As much as Vault looked back at the past with passion, it also had one eye firmly focused on the future. A new benchmark was established in 2007 when they enlisted a dream team of contemporary artists including Kaws, Stash, Futura and Neckface to create new (and often disturbing) interpretations of characters from The Simpsons. Those Vault shoes are now on the Bay for $400, so God knows what those skate boards are worth.
As Vault evolved, the spirit of creative respect and collaboration became so strong that Vans soon elevated one of their own to headline status.
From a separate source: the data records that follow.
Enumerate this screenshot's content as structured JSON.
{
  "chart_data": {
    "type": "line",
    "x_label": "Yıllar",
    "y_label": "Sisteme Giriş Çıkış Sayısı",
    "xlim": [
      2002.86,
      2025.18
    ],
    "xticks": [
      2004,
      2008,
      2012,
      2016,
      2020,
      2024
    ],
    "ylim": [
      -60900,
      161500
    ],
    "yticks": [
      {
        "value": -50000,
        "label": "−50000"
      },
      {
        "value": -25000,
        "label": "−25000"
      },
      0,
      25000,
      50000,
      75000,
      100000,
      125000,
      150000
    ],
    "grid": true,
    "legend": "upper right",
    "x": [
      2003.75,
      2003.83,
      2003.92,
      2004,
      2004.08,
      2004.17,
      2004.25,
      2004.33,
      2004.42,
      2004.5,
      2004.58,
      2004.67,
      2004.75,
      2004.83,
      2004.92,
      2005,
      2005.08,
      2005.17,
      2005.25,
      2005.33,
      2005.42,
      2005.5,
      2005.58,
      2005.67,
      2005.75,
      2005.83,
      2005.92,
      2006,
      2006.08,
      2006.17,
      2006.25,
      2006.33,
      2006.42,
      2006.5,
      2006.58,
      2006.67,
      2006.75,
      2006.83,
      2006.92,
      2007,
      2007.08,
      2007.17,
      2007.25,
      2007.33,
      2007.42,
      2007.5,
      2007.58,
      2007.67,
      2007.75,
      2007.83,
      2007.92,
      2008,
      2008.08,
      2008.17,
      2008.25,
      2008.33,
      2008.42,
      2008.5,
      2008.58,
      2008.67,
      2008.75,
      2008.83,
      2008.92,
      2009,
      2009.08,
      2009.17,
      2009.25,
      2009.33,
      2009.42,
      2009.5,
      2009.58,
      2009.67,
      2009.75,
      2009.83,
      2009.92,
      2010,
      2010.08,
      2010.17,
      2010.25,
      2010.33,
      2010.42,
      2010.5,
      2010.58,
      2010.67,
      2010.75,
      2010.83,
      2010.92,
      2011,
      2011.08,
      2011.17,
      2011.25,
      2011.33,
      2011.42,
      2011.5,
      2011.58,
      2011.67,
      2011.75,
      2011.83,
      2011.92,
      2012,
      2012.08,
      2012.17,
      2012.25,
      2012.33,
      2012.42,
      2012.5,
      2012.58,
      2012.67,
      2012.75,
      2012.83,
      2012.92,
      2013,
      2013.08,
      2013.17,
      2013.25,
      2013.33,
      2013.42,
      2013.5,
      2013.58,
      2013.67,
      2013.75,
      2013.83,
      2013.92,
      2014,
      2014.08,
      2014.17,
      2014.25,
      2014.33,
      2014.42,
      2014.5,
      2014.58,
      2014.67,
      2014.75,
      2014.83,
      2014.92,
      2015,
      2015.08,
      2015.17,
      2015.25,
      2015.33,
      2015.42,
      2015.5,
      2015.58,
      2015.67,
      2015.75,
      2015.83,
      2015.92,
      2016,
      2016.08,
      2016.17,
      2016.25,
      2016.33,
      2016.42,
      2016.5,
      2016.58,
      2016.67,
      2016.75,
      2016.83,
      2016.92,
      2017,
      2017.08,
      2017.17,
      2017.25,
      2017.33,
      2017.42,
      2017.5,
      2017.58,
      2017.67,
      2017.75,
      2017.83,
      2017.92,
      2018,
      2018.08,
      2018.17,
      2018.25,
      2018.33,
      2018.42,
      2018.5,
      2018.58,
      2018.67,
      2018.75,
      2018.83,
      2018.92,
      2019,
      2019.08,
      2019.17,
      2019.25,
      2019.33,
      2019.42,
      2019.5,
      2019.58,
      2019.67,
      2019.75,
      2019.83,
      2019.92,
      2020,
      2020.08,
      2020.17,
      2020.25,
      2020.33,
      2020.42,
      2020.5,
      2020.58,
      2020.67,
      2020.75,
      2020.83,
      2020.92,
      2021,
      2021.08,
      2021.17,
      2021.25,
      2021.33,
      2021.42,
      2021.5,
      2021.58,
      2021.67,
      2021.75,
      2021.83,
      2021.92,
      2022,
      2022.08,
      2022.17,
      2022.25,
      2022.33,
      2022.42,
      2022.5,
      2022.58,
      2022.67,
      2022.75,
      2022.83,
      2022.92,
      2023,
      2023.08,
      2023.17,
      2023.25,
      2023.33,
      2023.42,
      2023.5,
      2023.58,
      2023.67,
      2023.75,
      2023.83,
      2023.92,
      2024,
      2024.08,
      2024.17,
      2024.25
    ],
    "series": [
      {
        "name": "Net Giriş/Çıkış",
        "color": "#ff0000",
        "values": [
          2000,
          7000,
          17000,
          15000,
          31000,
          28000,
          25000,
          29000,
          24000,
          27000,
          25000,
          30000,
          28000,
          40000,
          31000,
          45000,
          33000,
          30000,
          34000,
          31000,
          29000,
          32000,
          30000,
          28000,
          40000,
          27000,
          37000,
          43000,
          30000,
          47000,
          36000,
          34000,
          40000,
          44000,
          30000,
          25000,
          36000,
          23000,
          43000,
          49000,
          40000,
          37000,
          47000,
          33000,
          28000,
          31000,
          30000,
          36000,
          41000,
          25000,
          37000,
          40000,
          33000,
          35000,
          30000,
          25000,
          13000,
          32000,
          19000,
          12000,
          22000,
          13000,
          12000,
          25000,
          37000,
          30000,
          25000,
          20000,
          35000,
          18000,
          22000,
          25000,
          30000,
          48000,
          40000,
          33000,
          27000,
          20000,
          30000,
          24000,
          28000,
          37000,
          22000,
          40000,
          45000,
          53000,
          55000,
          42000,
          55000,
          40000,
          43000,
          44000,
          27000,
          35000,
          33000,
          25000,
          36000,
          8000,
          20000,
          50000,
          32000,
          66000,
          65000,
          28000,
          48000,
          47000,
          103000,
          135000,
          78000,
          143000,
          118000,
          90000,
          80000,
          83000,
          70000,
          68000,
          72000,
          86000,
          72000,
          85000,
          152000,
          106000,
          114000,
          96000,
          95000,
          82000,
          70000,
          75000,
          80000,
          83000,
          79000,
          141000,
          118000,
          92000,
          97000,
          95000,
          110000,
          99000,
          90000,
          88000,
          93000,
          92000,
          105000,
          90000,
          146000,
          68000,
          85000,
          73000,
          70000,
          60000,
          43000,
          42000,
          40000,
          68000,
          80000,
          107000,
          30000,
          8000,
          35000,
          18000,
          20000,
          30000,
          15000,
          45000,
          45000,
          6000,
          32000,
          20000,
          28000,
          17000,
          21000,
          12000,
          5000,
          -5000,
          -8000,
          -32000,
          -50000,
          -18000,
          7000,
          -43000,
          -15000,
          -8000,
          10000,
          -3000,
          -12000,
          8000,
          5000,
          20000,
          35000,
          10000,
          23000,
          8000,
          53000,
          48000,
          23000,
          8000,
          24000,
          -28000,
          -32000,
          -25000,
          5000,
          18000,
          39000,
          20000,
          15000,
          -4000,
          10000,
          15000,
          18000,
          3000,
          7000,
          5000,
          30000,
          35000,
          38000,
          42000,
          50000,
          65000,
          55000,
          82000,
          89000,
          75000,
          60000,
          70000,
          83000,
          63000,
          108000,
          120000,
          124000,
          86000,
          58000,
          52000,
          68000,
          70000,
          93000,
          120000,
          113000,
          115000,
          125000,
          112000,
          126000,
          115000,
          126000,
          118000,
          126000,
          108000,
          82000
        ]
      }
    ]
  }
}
Starting out at Stussy where he created logos and graphics, Taka Hayashi joined Vans in 2008, quickly making a name for himself. Encouraged to express his free-wheeling individuality, Hayashi went on a creative rampage, experimenting with Vans heritage, premium materials, unorthodox shapes and a myriad of ethno influences. Hayashi’s trademark touch of timeless styling and intricate detailing quickly became evident. New models like the shin-creeping No Quarter and the leisurely Akat LX cemented his cachet.
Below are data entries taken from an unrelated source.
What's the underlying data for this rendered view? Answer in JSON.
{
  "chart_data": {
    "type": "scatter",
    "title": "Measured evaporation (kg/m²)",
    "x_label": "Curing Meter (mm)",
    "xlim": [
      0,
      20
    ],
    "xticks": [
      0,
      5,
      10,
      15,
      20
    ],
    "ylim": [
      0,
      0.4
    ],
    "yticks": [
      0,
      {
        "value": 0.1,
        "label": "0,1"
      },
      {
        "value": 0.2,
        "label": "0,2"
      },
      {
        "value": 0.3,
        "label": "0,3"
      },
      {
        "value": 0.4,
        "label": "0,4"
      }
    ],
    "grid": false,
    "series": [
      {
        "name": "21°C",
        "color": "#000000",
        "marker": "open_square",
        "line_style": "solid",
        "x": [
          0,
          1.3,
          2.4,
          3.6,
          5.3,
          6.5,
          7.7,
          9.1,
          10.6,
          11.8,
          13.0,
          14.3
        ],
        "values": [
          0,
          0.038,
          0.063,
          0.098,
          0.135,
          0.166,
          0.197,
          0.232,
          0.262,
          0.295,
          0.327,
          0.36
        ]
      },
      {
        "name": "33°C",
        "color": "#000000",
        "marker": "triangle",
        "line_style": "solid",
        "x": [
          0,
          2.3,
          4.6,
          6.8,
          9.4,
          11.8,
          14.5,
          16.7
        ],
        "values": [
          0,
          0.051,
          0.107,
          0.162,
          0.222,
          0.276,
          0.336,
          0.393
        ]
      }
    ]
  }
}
Notoriously shy and reluctant to speak about his work, I managed to briefly corner the quiet genius to quiz him about his role at Vans. ‘In 2004 I was approached to work on the second Vans Syndicate project and I was really excited, being a huge fan of Vans since I was a little kid. My objective has always been to create a high-end quality product that ties back to our skate/surf DNA with a twist.’ Steve Mills acknowledged Hayashi’s contribution and the creative freedom he was given under Vault.
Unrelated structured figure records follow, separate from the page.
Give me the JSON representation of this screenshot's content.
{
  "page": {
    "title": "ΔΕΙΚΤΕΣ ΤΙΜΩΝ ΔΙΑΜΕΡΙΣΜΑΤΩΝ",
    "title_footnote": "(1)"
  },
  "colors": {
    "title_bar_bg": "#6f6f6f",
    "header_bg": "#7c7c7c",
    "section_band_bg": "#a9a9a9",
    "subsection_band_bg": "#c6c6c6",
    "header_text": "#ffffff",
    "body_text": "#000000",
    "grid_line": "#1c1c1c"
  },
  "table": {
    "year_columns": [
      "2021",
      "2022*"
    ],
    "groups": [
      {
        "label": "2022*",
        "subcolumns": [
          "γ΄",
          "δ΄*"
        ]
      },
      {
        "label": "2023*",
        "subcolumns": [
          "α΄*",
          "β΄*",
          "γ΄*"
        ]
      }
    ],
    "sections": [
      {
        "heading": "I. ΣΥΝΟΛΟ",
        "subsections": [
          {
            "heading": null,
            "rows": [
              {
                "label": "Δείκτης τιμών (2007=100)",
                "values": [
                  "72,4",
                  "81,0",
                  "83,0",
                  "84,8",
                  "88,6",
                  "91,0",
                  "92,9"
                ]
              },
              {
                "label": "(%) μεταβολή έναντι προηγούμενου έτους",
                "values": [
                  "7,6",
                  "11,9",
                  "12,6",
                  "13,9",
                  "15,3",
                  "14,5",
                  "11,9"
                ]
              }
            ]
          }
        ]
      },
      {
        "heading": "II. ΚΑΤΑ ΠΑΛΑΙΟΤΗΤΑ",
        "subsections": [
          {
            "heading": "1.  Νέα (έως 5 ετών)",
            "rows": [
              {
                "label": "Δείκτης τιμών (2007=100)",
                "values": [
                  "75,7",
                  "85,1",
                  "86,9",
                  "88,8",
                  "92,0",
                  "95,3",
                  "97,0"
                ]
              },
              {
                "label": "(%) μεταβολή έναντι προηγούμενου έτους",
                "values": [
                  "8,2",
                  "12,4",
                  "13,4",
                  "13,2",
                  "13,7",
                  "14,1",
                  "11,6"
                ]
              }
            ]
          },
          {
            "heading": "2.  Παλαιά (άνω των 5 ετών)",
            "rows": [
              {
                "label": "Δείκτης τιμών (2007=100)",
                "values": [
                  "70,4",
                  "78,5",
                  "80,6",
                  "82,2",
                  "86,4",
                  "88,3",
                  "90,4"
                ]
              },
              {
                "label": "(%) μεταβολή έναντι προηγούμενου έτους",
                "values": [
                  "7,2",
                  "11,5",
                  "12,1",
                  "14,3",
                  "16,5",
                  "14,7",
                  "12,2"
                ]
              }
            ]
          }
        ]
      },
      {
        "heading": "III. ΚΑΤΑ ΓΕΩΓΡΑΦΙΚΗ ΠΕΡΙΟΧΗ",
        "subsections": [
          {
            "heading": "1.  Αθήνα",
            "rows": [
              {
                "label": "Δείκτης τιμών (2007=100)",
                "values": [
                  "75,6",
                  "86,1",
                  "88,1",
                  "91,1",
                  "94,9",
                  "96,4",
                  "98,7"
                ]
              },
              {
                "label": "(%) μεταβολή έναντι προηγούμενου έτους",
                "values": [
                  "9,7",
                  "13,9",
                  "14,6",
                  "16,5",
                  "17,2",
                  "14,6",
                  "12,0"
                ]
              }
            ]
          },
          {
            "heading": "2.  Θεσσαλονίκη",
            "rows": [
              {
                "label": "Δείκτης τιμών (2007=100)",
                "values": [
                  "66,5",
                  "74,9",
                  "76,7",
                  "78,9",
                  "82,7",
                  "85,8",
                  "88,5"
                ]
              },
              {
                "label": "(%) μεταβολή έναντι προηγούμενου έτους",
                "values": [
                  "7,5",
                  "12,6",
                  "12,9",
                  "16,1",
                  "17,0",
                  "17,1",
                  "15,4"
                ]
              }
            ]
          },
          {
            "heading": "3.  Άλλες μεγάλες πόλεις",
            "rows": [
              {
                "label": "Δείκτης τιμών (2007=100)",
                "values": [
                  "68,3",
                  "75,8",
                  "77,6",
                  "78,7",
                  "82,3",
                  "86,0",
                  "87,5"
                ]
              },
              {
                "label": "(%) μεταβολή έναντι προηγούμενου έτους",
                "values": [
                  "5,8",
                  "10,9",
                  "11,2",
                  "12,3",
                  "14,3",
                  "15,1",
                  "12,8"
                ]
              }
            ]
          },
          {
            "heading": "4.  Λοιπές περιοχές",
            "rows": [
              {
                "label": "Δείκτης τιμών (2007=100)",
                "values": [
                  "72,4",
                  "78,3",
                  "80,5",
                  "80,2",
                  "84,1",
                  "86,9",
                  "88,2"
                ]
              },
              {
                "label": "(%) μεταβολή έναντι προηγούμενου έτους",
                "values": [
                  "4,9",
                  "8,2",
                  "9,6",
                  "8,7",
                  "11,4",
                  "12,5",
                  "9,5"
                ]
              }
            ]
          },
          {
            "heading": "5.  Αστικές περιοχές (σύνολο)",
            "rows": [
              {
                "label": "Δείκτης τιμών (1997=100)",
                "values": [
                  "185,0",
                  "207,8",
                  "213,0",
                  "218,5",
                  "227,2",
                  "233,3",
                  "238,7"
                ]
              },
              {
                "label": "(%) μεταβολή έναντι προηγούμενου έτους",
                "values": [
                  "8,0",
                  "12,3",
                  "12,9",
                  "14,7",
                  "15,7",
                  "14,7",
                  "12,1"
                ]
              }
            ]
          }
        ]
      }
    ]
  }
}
‘We don’t put a lot of parameters on Taka Hayashi’s signature line. But then again, even though Taka is pushing the envelope on traditional sneaker design, a lot of the time he ends up with strong ties back to our heritage.’
We all know a kiss from an idol can turn a frog into the Fresh Prince, but brilliant marketing and providing less supply than demand can also breed envy and intrigue. Since inception, Vault has been very shrewd in manipulating the evolving rules of hype-generation. Hooking up with big names for colabs is a start, but it’s the canny way Vans has marketed those Vault releases that has helped build the line’s elusive appeal. When Vault say limited, they mean it. There were only 100 pairs of each of The Simpsons pairs manufactured and just 12 pairs of the Major League Baseball team shoes. You don’t make a lot of dollars when you’re booking those kinds of numbers, but you do earn some headlines.
See you in ten
Work alongside outsiders at the top of their game, respect the talented people within your own company, dictate the direction and make it feel even more special by capping production. The Vault by Vans story reads like the definitive how-to-create-a-brand guide, so it’s easy to see why Mills was confident from the start that Vault would ‘absolutely’ last ten years. But could anyone have predicted a decade ago that the flow-on effect to the Vans brand at large would be so conspicuous? It’s not just Vault anniversary parties where Vans vulcs dominate. Take a look down at any music festival in the last few years. There’s more jazz stripes than jazz cigarettes on the dancefloor.
Where to from here? How do you keep a good thing going? ‘It’s hard to tell,’ Mills says. ‘Vault is like a clay sculpture. We are constantly tweaking it, adding to it, taking away and adapting. There will always be room for improvement but our biggest critic is ourselves so as long as we stay focused, we will continue to deliver.’